Though the subject of Ebola persistence has not been thoroughly researched, there have been cases where patients experience post-infection symptoms and have had traces of EBOV in sperm and ocular aqueous humour. In 2015 a 43 year old physician who was helping with the Ebola breakout in Sierre Leone contracted the disease. He was transferred to the Emory University Hospital in Atlanta and treated with an interfering RNA antiviral agent. His case, similar to many, also had the presence of post-infection symptoms. His case however was intensely monitored to accumulate knowledge on how to increase survival rates and prevent the spreading of EBOV. After almost a month of being hospitalized, the patient was discharged after regaining mental status and function of kidneys. His urine and blood samples came up negative for EBOV but his sperm showed traces of the virus. The patient was then advised abstain from unprotected sex for at least 3 months. Post-discharge he acquired new symptoms such as lower back pain and ophthalmic symptoms (ocular burning, foreign-body sensation and re-adjustment of his glasses prescription). His symptoms worsened over time with his visual acuity worsening to 20/400 and being diagnosed with vitrifies and anterior uveitis. His ocular pressure became significantly elevated to 44 mm Hg (normal range between 10-21 mm Hg). To control for this, a paracentesis of the anterior chamber was performed. The specimen was then analyzed and tested positive for EBOV. Fortunately there were no left over traces of EBOV found in the conjunctiva and tear ducts so he was not contagious. He was then treated with ophthalmic drops to further lower pressure. Within 3 months, all symptoms cleared and the patient's visual acuity was recovered. This particular case provides insight on how to treat post-infection symptoms for Ebola patients as well as reassures the notion that once the EBOV virus has passed from the blood and urine, the patient is no longer contagious (Varkey, 2015).

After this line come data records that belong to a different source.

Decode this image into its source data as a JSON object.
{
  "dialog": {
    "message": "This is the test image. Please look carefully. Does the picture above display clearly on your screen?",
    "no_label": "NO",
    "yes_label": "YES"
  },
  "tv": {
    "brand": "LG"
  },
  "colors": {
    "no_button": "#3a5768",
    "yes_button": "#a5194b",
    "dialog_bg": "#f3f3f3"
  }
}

Figure 10: Ebola virus can persist in organs such as eye, namely in the vitreous or aqueous humour, leading to high ophthalmic pressure, uveitis, and diminished visual accuity.

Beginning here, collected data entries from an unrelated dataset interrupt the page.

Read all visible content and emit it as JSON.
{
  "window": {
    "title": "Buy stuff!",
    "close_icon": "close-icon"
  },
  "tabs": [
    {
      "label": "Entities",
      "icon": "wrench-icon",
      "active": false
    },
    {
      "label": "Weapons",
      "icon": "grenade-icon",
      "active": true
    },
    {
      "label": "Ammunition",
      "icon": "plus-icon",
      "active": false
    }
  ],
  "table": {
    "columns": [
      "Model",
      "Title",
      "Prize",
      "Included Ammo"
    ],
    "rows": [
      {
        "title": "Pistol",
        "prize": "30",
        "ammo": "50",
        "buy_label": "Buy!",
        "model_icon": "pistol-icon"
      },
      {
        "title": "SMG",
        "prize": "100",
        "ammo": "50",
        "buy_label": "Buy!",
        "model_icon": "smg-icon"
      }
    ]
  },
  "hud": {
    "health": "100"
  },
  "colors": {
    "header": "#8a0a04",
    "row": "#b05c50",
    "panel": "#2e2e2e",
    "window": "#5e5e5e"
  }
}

Lesson Learned From the Ebola Outbreak

The Ebola outbreak has demonstrated the lack of preparation the world has for future epidemics. This is especially concerning since the epidemic could involve a virus the spreads more easily than Ebola, such as the mode of air borne transmission. Ebola has shown that there is a need for better communication between nations to control spread and to coordinate activities. This coordination between nations will allow rapid action and decision making on a global level for the next epidemic. Another step needed to prepare for the next epidemic is to allocate more funds to research that develops new tools for diagnosis and treatment of viruses. Furthermore, there needs to be an improvement in health care facilities in third and second world countries to control the spread and to be better equipped to deal with the virus. All these steps involve the cooperation of many nations to control an epidemic (Gates 2015).

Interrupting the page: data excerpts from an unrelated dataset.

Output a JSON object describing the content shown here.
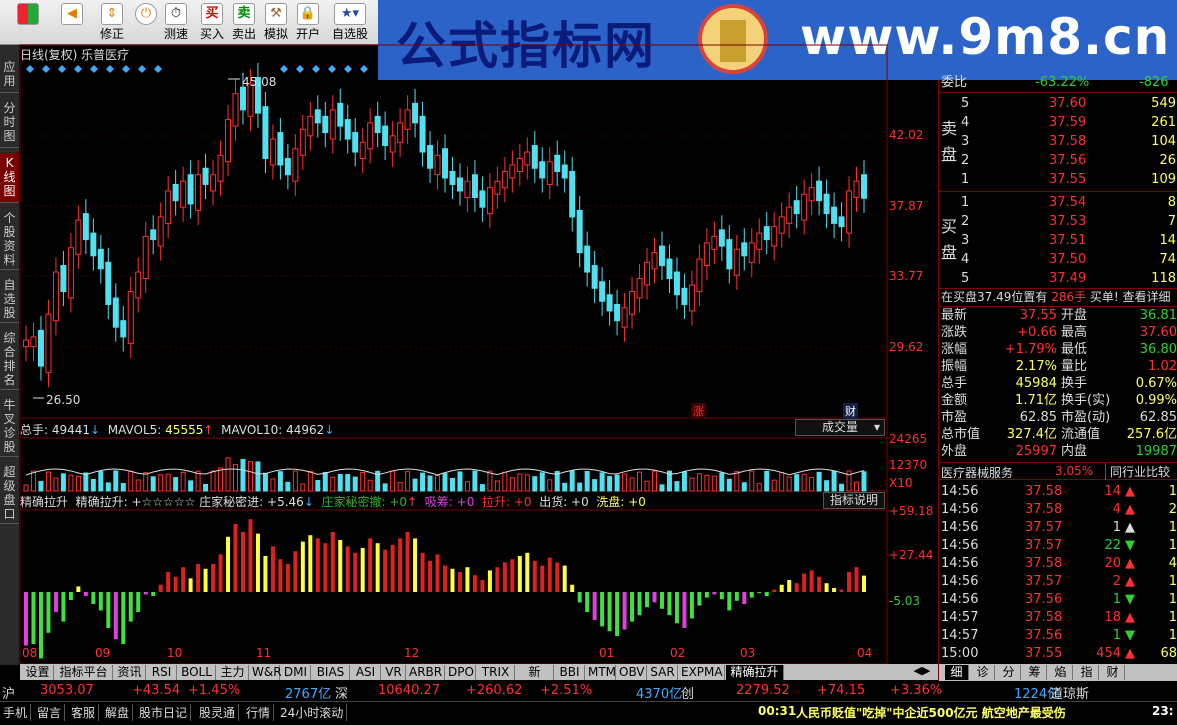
{
  "toolbar": {
    "buttons": [
      {
        "label": "",
        "icon": "windows-icon"
      },
      {
        "label": "",
        "icon": "back-arrow-icon"
      },
      {
        "label": "修正",
        "icon": "up-down-icon"
      },
      {
        "label": "测速",
        "icon": "stopwatch-icon"
      },
      {
        "label": "买入",
        "icon": "buy-icon"
      },
      {
        "label": "卖出",
        "icon": "sell-icon"
      },
      {
        "label": "模拟",
        "icon": "hammer-icon"
      },
      {
        "label": "开户",
        "icon": "lock-icon"
      },
      {
        "label": "自选股",
        "icon": "star-list-icon"
      }
    ],
    "buy_glyph": "买",
    "sell_glyph": "卖"
  },
  "banner": {
    "title": "公式指标网",
    "url": "www.9m8.cn"
  },
  "left_tabs": [
    "应用",
    "分时图",
    "K线图",
    "个股资料",
    "自选股",
    "综合排名",
    "牛叉诊股",
    "超级盘口"
  ],
  "chart": {
    "title": "日线(复权)  乐普医疗",
    "price_labels": [
      "42.02",
      "37.87",
      "33.77",
      "29.62"
    ],
    "high_label": "45.08",
    "low_label": "26.50",
    "zhang": "涨",
    "cai": "财",
    "volume": {
      "total_label": "总手: ",
      "total": "49441",
      "ma5_label": "MAVOL5: ",
      "ma5": "45555",
      "ma10_label": "MAVOL10: ",
      "ma10": "44962",
      "dropdown": "成交量",
      "axis": [
        "24265",
        "12370",
        "X10"
      ]
    },
    "indicator": {
      "name": "精确拉升",
      "legend": "精确拉升: +☆☆☆☆☆ 庄家秘密进: +5.46",
      "l2": "庄家秘密撤: +0",
      "l3": "吸筹: +0",
      "l4": "拉升: +0",
      "l5": "出货: +0",
      "l6": "洗盘: +0",
      "button": "指标说明",
      "axis": [
        "+59.18",
        "+27.44",
        "-5.03"
      ]
    },
    "months": [
      "08",
      "09",
      "10",
      "11",
      "12",
      "01",
      "02",
      "03",
      "04"
    ]
  },
  "chart_data": {
    "type": "candlestick",
    "title": "日线(复权)  乐普医疗",
    "candles": [
      28.8,
      29.0,
      27.2,
      30.4,
      33.0,
      31.8,
      34.5,
      36.2,
      35.0,
      34.0,
      33.2,
      31.0,
      29.6,
      29.0,
      31.8,
      33.0,
      35.2,
      35.0,
      36.4,
      38.0,
      37.4,
      38.6,
      37.2,
      39.0,
      38.4,
      39.0,
      40.2,
      42.4,
      44.0,
      43.0,
      44.6,
      42.8,
      40.0,
      41.2,
      39.6,
      39.0,
      40.6,
      41.8,
      42.6,
      42.2,
      41.6,
      43.0,
      42.0,
      41.2,
      40.4,
      41.0,
      42.2,
      41.6,
      40.8,
      41.4,
      42.2,
      43.0,
      42.2,
      40.4,
      39.4,
      40.2,
      38.8,
      38.4,
      38.0,
      38.6,
      37.6,
      37.0,
      38.2,
      38.6,
      39.2,
      39.6,
      40.0,
      40.4,
      39.4,
      38.8,
      39.8,
      39.2,
      38.8,
      36.4,
      34.2,
      33.0,
      32.0,
      31.2,
      30.6,
      30.0,
      30.8,
      31.8,
      32.6,
      33.6,
      34.2,
      33.4,
      32.6,
      31.6,
      31.0,
      32.2,
      33.8,
      34.8,
      35.2,
      34.6,
      33.2,
      34.4,
      34.0,
      34.8,
      35.4,
      35.0,
      35.8,
      36.4,
      37.0,
      36.6,
      37.8,
      38.2,
      37.4,
      36.6,
      36.0,
      35.8,
      38.0,
      38.6,
      37.55
    ],
    "volume_axis": [
      "24265",
      "12370"
    ],
    "indicator_axis": [
      "+59.18",
      "+27.44",
      "-5.03"
    ]
  },
  "orderbook": {
    "wei_label": "委比",
    "wei_val": "-63.22%",
    "wei_diff": "-826",
    "sell_label": "卖盘",
    "buy_label": "买盘",
    "sells": [
      {
        "n": "5",
        "p": "37.60",
        "v": "549"
      },
      {
        "n": "4",
        "p": "37.59",
        "v": "261"
      },
      {
        "n": "3",
        "p": "37.58",
        "v": "104"
      },
      {
        "n": "2",
        "p": "37.56",
        "v": "26"
      },
      {
        "n": "1",
        "p": "37.55",
        "v": "109"
      }
    ],
    "buys": [
      {
        "n": "1",
        "p": "37.54",
        "v": "8"
      },
      {
        "n": "2",
        "p": "37.53",
        "v": "7"
      },
      {
        "n": "3",
        "p": "37.51",
        "v": "14"
      },
      {
        "n": "4",
        "p": "37.50",
        "v": "74"
      },
      {
        "n": "5",
        "p": "37.49",
        "v": "118"
      }
    ],
    "notice": "在买盘37.49位置有",
    "notice_vol": "286手",
    "notice_tail": "买单! 查看详细"
  },
  "stats": [
    {
      "k1": "最新",
      "v1": "37.55",
      "k2": "开盘",
      "v2": "36.81",
      "c1": "#ff3030",
      "c2": "#30d030"
    },
    {
      "k1": "涨跌",
      "v1": "+0.66",
      "k2": "最高",
      "v2": "37.60",
      "c1": "#ff3030",
      "c2": "#ff3030"
    },
    {
      "k1": "涨幅",
      "v1": "+1.79%",
      "k2": "最低",
      "v2": "36.80",
      "c1": "#ff3030",
      "c2": "#30d030"
    },
    {
      "k1": "振幅",
      "v1": "2.17%",
      "k2": "量比",
      "v2": "1.02",
      "c1": "#ffff60",
      "c2": "#ff3030"
    },
    {
      "k1": "总手",
      "v1": "45984",
      "k2": "换手",
      "v2": "0.67%",
      "c1": "#ffff60",
      "c2": "#ffff60"
    },
    {
      "k1": "金额",
      "v1": "1.71亿",
      "k2": "换手(实)",
      "v2": "0.99%",
      "c1": "#ffff60",
      "c2": "#ffff60"
    },
    {
      "k1": "市盈",
      "v1": "62.85",
      "k2": "市盈(动)",
      "v2": "62.85",
      "c1": "#dddddd",
      "c2": "#dddddd"
    },
    {
      "k1": "总市值",
      "v1": "327.4亿",
      "k2": "流通值",
      "v2": "257.6亿",
      "c1": "#ffff60",
      "c2": "#ffff60"
    },
    {
      "k1": "外盘",
      "v1": "25997",
      "k2": "内盘",
      "v2": "19987",
      "c1": "#ff3030",
      "c2": "#30d030"
    }
  ],
  "sector": {
    "name": "医疗器械服务",
    "pct": "3.05%",
    "compare": "同行业比较"
  },
  "ticks": [
    {
      "t": "14:56",
      "p": "37.58",
      "v": "14",
      "d": "up",
      "e": "1",
      "pc": "#ff3030"
    },
    {
      "t": "14:56",
      "p": "37.58",
      "v": "4",
      "d": "up",
      "e": "2",
      "pc": "#ff3030"
    },
    {
      "t": "14:56",
      "p": "37.57",
      "v": "1",
      "d": "eq",
      "e": "1",
      "pc": "#ff3030"
    },
    {
      "t": "14:56",
      "p": "37.57",
      "v": "22",
      "d": "down",
      "e": "1",
      "pc": "#ff3030"
    },
    {
      "t": "14:56",
      "p": "37.58",
      "v": "20",
      "d": "up",
      "e": "4",
      "pc": "#ff3030"
    },
    {
      "t": "14:56",
      "p": "37.57",
      "v": "2",
      "d": "up",
      "e": "1",
      "pc": "#ff3030"
    },
    {
      "t": "14:56",
      "p": "37.56",
      "v": "1",
      "d": "down",
      "e": "1",
      "pc": "#ff3030"
    },
    {
      "t": "14:57",
      "p": "37.58",
      "v": "18",
      "d": "up",
      "e": "1",
      "pc": "#ff3030"
    },
    {
      "t": "14:57",
      "p": "37.56",
      "v": "1",
      "d": "down",
      "e": "1",
      "pc": "#ff3030"
    },
    {
      "t": "15:00",
      "p": "37.55",
      "v": "454",
      "d": "up",
      "e": "68",
      "pc": "#ff3030"
    }
  ],
  "right_tabs": [
    "细",
    "诊",
    "分",
    "筹",
    "焰",
    "指",
    "财"
  ],
  "bottom_tabs": [
    "设置",
    "指标平台",
    "资讯",
    "RSI",
    "BOLL",
    "主力",
    "W&R",
    "DMI",
    "BIAS",
    "ASI",
    "VR",
    "ARBR",
    "DPO",
    "TRIX",
    "新DMA",
    "BBI",
    "MTM",
    "OBV",
    "SAR",
    "EXPMA",
    "精确拉升"
  ],
  "market": [
    {
      "name": "沪",
      "val": "3053.07",
      "chg": "+43.54",
      "pct": "+1.45%",
      "amt": "2767亿"
    },
    {
      "name": "深",
      "val": "10640.27",
      "chg": "+260.62",
      "pct": "+2.51%",
      "amt": "4370亿"
    },
    {
      "name": "创",
      "val": "2279.52",
      "chg": "+74.15",
      "pct": "+3.36%",
      "amt": "1224亿"
    },
    {
      "name": "道琼斯",
      "val": "",
      "chg": "",
      "pct": "",
      "amt": ""
    }
  ],
  "taskbar": {
    "items": [
      "手机",
      "留言",
      "客服",
      "解盘",
      "股市日记",
      "股灵通",
      "行情",
      "24小时滚动"
    ],
    "time": "00:31",
    "news": "人民币贬值\"吃掉\"中企近500亿元  航空地产最受伤",
    "clock": "23:"
  }
}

Other ways to further prevent another viral outbreak includes minimization of unsafe handling of bush meat, to decrease spread of zoonotic diseases into human populations. Additionally, promotion of biosafety by providing health care workers with education on infection control, and increased supplies. There can also be a reduction in transmission by practicing safe burial methods, and educating the community about the disease. The transmission can be also reduced by creating adequate isolation and treatment centres, and provide health care workies with efficient protective materials and essential supplies. Furthermore, there needs to be an improved method for quick diagnosis and transport for samples. Lastly, a data system in which disease cases and information can be reported for disease surveillance on a global level (Kaushik et al. 2016).

Figure 11: Guide to preventative and disease controlling measures to manage or prevent viral epidemics.